Accordingly, the paragraph may perhaps be read best as quoting from a letter: “Tell me, you who express to me your desire2 to come under the Law, do you not know what the Law says? Do you not hear it read regularly in your assembly? You argue that the Jews are the true sons, and you are outsiders; and on this argument you justify your desire to come under the Law; but this reasoning is not supported by a correct understanding of the Scripture as contained in the Law. Hagar, the Arabian slave, and her son, the slave — when the allegory is properly interpreted — belong to the same category with the present Jerusalem and her children the Jews, all enslaved to the Law as it was delivered from the Arabian mountain. You, as free from the Law, inheriting through the free Diatheke of God, are classed to the heavenly Jerusalem, your true city and your true home,3 of which all we Christians are the children. Thus you, my brothers, are children of promise (not of mere natural, fleshly birth) like Isaac. You are persecuted by the fleshly children now, just as Isaac, the child of promise, was persecuted by the fleshly child, Ishmael of old. And, just as the slave child Ishmael was cast out and lost his inheritance, so now----------4. We Christians, all, Jew like me or Gentile like you, my brothers, are sons of the free woman, not of the slave woman.”

Thus, as we see, Paul was not voluntarily dragging into his letter a gibe at the Jews. He was saying to the Galatians, “The view you state that the Jews are the true sons of Abraham, and that you ought to make yourselves like them, shows that you do not rightly read the Law. The passages to which you refer are to be interpreted allegorically, not verbally — by the spirit, not by the letter. Literally, the Jews are the sons of Sarah; but, in the spiritual interpretation, you are become the free woman Sarah’s children, and the Jews are the sons of the slave woman.”

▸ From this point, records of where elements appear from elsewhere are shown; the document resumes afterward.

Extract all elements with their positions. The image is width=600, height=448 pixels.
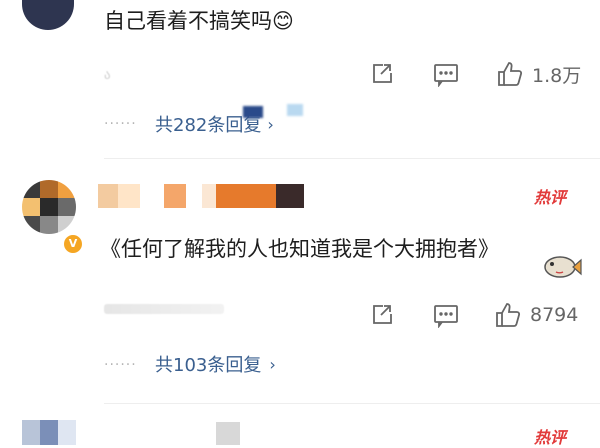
comment-meta: ა (104, 68, 111, 83)
avatar[interactable] (22, 0, 74, 30)
thumbs-up-icon (496, 60, 524, 88)
replies-dots: ······ (104, 357, 137, 373)
comment-meta (104, 304, 224, 314)
blur-patch (287, 104, 303, 116)
username-redacted[interactable] (216, 422, 240, 445)
like-button[interactable]: 1.8万 (496, 60, 581, 88)
avatar[interactable] (22, 420, 76, 445)
divider (104, 158, 600, 159)
comment-text: 自己看着不搞笑吗😊 (104, 9, 294, 33)
chevron-right-icon: › (269, 354, 276, 374)
replies-link[interactable]: 共103条回复 › (155, 351, 276, 377)
hot-comment-badge: 热评 (534, 188, 567, 207)
like-count: 8794 (530, 304, 579, 326)
replies-dots: ······ (104, 116, 137, 132)
comment-icon[interactable] (433, 63, 459, 87)
share-icon[interactable] (370, 303, 394, 327)
comment-text: 《任何了解我的人也知道我是个大拥抱者》 (100, 237, 499, 261)
like-button[interactable]: 8794 (494, 301, 578, 329)
verified-badge: V (62, 233, 84, 255)
share-icon[interactable] (370, 62, 394, 86)
username-redacted[interactable] (98, 184, 304, 208)
chevron-right-icon: › (267, 114, 274, 134)
like-count: 1.8万 (532, 64, 582, 87)
thumbs-up-icon (494, 301, 522, 329)
comment-icon[interactable] (433, 304, 459, 328)
divider (104, 403, 600, 404)
blur-patch (243, 106, 263, 118)
replies-label: 共103条回复 (155, 355, 262, 376)
fish-emoji-icon (542, 252, 582, 286)
avatar[interactable] (22, 180, 76, 234)
hot-comment-badge: 热评 (534, 428, 567, 447)
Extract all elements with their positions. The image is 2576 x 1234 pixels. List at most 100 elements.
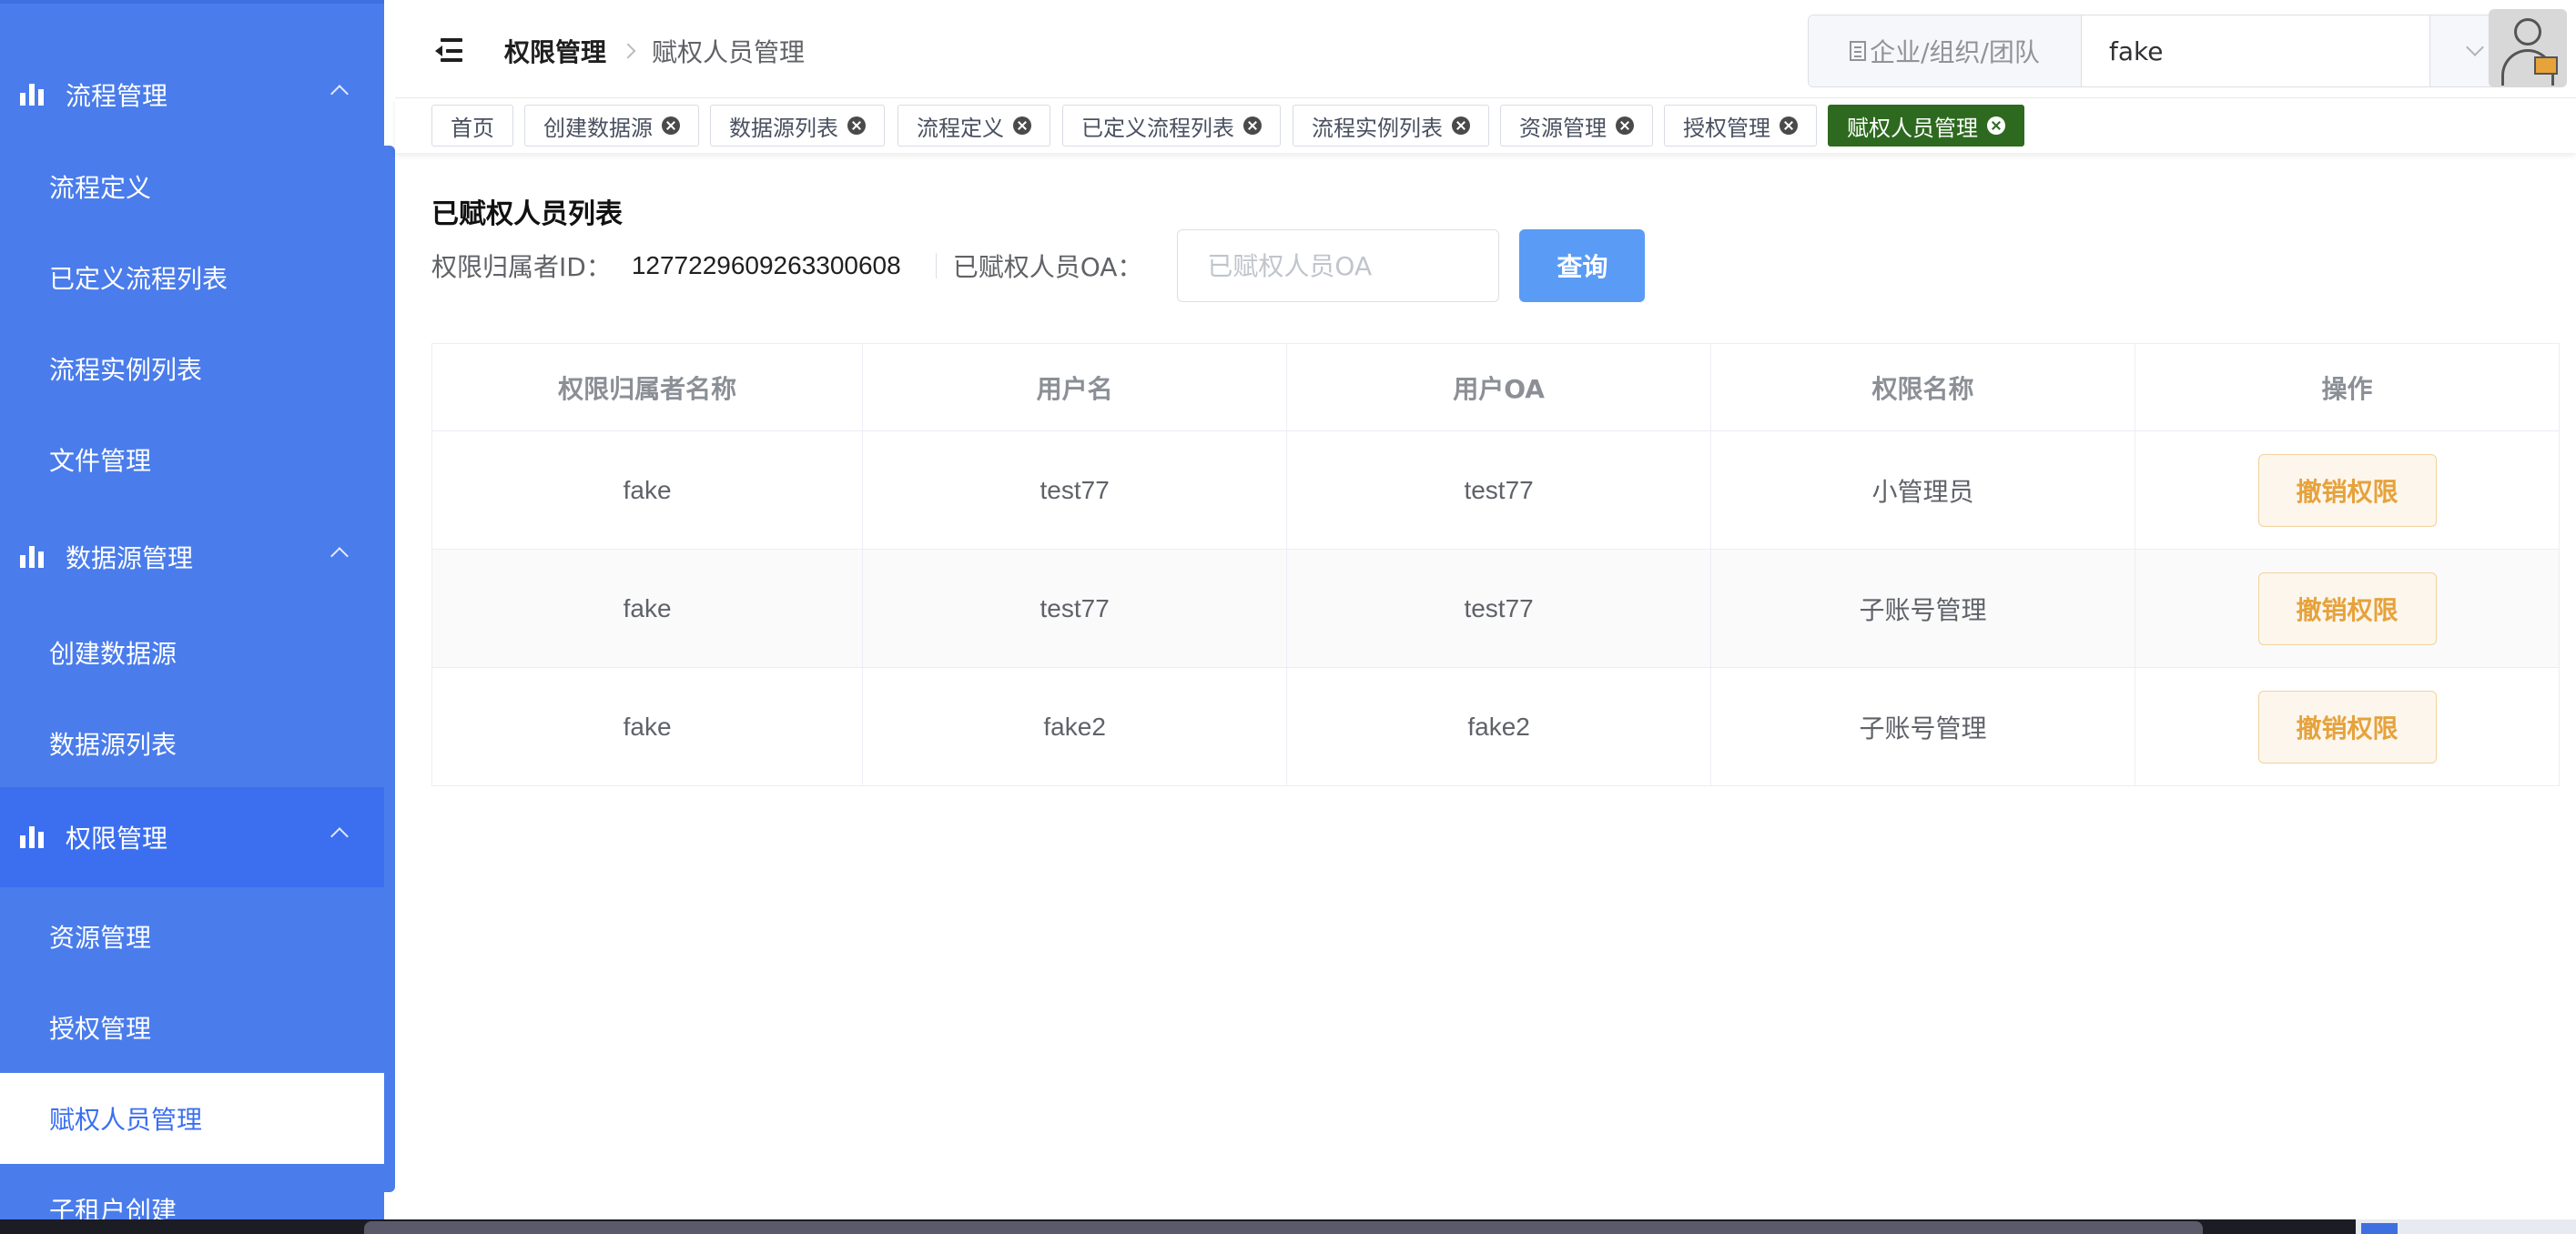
bar-chart-icon [20,824,44,848]
sidebar-group-datasource[interactable]: 数据源管理 [0,507,384,607]
query-button[interactable]: 查询 [1519,229,1646,302]
cell-user-oa: test77 [1286,549,1712,668]
org-select-value[interactable]: fake [2082,15,2429,86]
edit-icon [2534,56,2558,75]
oa-label: 已赋权人员OA： [952,252,1143,282]
org-select[interactable]: 企业/组织/团队 fake [1808,15,2518,87]
tag-label: 首页 [451,115,494,141]
building-icon [1850,41,1867,61]
org-select-prefix-label: 企业/组织/团队 [1870,37,2040,67]
org-select-prefix: 企业/组织/团队 [1809,15,2082,86]
cell-username: test77 [862,430,1288,550]
owner-id-value: 1277229609263300608 [631,251,901,279]
cell-actions: 撤销权限 [2135,430,2560,550]
tag-label: 数据源列表 [729,115,838,141]
table-row: fake test77 test77 小管理员 撤销权限 [431,430,2560,550]
window-thumbnail[interactable] [2356,1219,2576,1234]
revoke-permission-button[interactable]: 撤销权限 [2257,690,2437,764]
sidebar-item-authorization-management[interactable]: 授权管理 [0,982,384,1073]
column-header-owner-name: 权限归属者名称 [431,343,864,431]
divider [935,253,937,278]
sidebar-item-defined-process-list[interactable]: 已定义流程列表 [0,232,384,323]
chevron-up-icon [330,827,349,845]
tag-label: 已定义流程列表 [1081,115,1234,141]
sidebar-item-process-instance-list[interactable]: 流程实例列表 [0,323,384,414]
owner-id-label: 权限归属者ID： [431,252,612,282]
close-icon[interactable] [1243,116,1262,135]
breadcrumb-item-permission[interactable]: 权限管理 [504,33,606,69]
revoke-permission-button[interactable]: 撤销权限 [2257,571,2437,645]
cell-user-oa: fake2 [1286,667,1712,786]
sidebar: 流程管理 流程定义 已定义流程列表 流程实例列表 文件管理 数据源管理 创建数据… [0,0,384,1219]
close-icon[interactable] [847,116,866,135]
cell-permission-name: 子账号管理 [1710,667,2136,786]
sidebar-group-permission[interactable]: 权限管理 [0,787,384,887]
menu-collapse-icon[interactable] [435,38,464,64]
app: 流程管理 流程定义 已定义流程列表 流程实例列表 文件管理 数据源管理 创建数据… [0,0,2576,1234]
sidebar-item-file-management[interactable]: 文件管理 [0,414,384,505]
cell-username: fake2 [862,667,1288,786]
tag-create-datasource[interactable]: 创建数据源 [524,105,699,147]
breadcrumb-item-current: 赋权人员管理 [652,37,806,67]
sidebar-group-label: 数据源管理 [66,543,194,573]
tag-label: 流程定义 [917,115,1004,141]
sidebar-group-label: 流程管理 [66,81,168,111]
close-icon[interactable] [1780,116,1798,135]
page-title: 已赋权人员列表 [431,198,623,230]
sidebar-item-create-datasource[interactable]: 创建数据源 [0,607,384,698]
table-row: fake fake2 fake2 子账号管理 撤销权限 [431,667,2560,786]
main-content: 已赋权人员列表 权限归属者ID： 1277229609263300608 已赋权… [395,153,2576,1219]
tag-process-definition[interactable]: 流程定义 [898,105,1050,147]
sidebar-group-process[interactable]: 流程管理 [0,45,384,145]
tags-view-bar: 首页 创建数据源 数据源列表 流程定义 已定义流程列表 流程实例列表 资源管理 … [395,98,2576,153]
tag-datasource-list[interactable]: 数据源列表 [710,105,885,147]
cell-user-oa: test77 [1286,430,1712,550]
bar-chart-icon [20,544,44,568]
tag-resource-management[interactable]: 资源管理 [1500,105,1653,147]
avatar-head [2514,18,2541,46]
chevron-up-icon [330,85,349,103]
revoke-permission-button[interactable]: 撤销权限 [2257,453,2437,527]
filter-row: 权限归属者ID： 1277229609263300608 已赋权人员OA： 查询 [431,229,1646,302]
top-header: 权限管理 赋权人员管理 企业/组织/团队 fake [395,4,2576,98]
cell-owner-name: fake [431,667,864,786]
cell-actions: 撤销权限 [2135,667,2560,786]
cell-username: test77 [862,549,1288,668]
taskbar-dock [364,1221,2203,1234]
close-icon[interactable] [1452,116,1470,135]
tag-granted-users[interactable]: 赋权人员管理 [1828,105,2024,147]
user-avatar[interactable] [2489,9,2567,87]
tag-label: 赋权人员管理 [1847,115,1978,141]
cell-owner-name: fake [431,430,864,550]
close-icon[interactable] [662,116,680,135]
tag-label: 流程实例列表 [1312,115,1443,141]
granted-users-table: 权限归属者名称 用户名 用户OA 权限名称 操作 fake test77 tes… [431,343,2560,786]
sidebar-group-label: 权限管理 [66,824,168,854]
close-icon[interactable] [1987,116,2005,135]
sidebar-item-process-definition[interactable]: 流程定义 [0,141,384,232]
tag-label: 创建数据源 [543,115,653,141]
sidebar-item-sub-tenant-create[interactable]: 子租户创建 [0,1164,384,1219]
cell-actions: 撤销权限 [2135,549,2560,668]
sidebar-scrollbar[interactable] [384,146,395,1192]
cell-permission-name: 子账号管理 [1710,549,2136,668]
column-header-actions: 操作 [2135,343,2560,431]
tag-home[interactable]: 首页 [431,105,513,147]
cell-permission-name: 小管理员 [1710,430,2136,550]
close-icon[interactable] [1013,116,1031,135]
sidebar-item-datasource-list[interactable]: 数据源列表 [0,698,384,789]
tag-label: 授权管理 [1683,115,1770,141]
chevron-up-icon [330,547,349,565]
tag-authorization-management[interactable]: 授权管理 [1664,105,1817,147]
bar-chart-icon [20,82,44,106]
sidebar-item-resource-management[interactable]: 资源管理 [0,891,384,982]
oa-search-input[interactable] [1177,229,1500,302]
chevron-right-icon [620,43,636,59]
tag-defined-process-list[interactable]: 已定义流程列表 [1062,105,1281,147]
tag-process-instance-list[interactable]: 流程实例列表 [1293,105,1489,147]
sidebar-item-granted-users[interactable]: 赋权人员管理 [0,1073,384,1164]
tag-label: 资源管理 [1519,115,1607,141]
table-header-row: 权限归属者名称 用户名 用户OA 权限名称 操作 [431,343,2560,431]
breadcrumb: 权限管理 赋权人员管理 [504,33,805,69]
close-icon[interactable] [1616,116,1634,135]
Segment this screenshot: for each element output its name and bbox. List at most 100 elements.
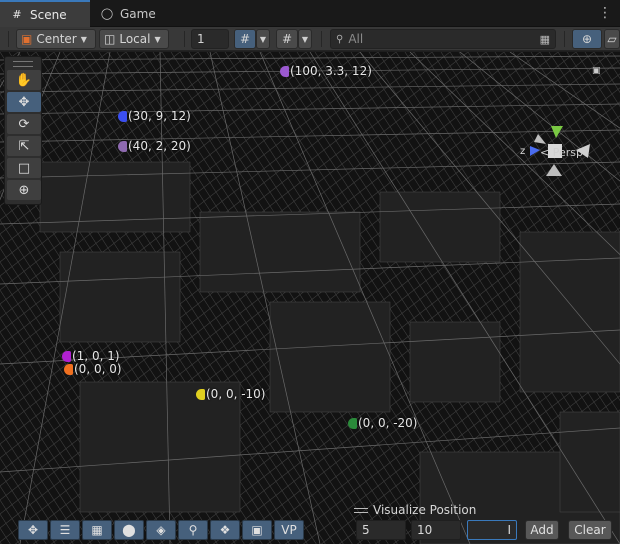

This paragraph, perhaps, assumes as a fact of law and society that the status of the child follows the mother, not the father. The illustration would be meaningless to the Galatians, unless they regarded the son of the master of the house by a slave mother as a slave. Now that was not Semitic custom, nor is it natural where polygamy is practised. In Mohammedan sacred law such a son ennobles the mother. Among the Hebrews it is evident that Dan, Asher, Ishmael, etc., who were born in that way, were not regarded as of servile station.

But among both Greeks and Romans the son follows the mother.5 The inhuman custom prevailed that the offspring of slave-women was like that of domestic animals: they were all mere property. A similar principle probably existed both in South and North Galatia, for both Galatian and Phrygian fathers were in the habit of selling their freeborn children, and are therefore not likely to have regarded the son of a slave mother as anything but a slave.


[1] I quote verbatim Lightfoot’s exposition of this interpretation. Zöckler’s interpretation, “Do ye not obey the Law?” misses the real point of the passage. All three interpretations are grammatically possible.

[2] Θέλοντες desiring, and not merely being willing”: c. 12:17. Westcott’s note on Heb 13:18.)

[3] The contrast between an earthly city, Derbe or Iconium, where one is a citizen according to the world, and the heavenly city, the real city of all Christians, is implicit here. Similarly it is implicit (and disregarded by most scholars) in the epitaph of Avircius Marcellus (Cities and Bishoprics, II p. 724).

[4] Paul does not express the analogy fully.

[5] The rule is familiar in Roman law. As to Greece see Mitteis Reichsrecht und Volksr., p. 241. At Edessa or Salonika enfranchisements occur in inscriptions of “my slave born of my maidservant,” Berlin Phil. Woch., May, 1899, p. 635, Athen. Mitth., 1893, p. 415.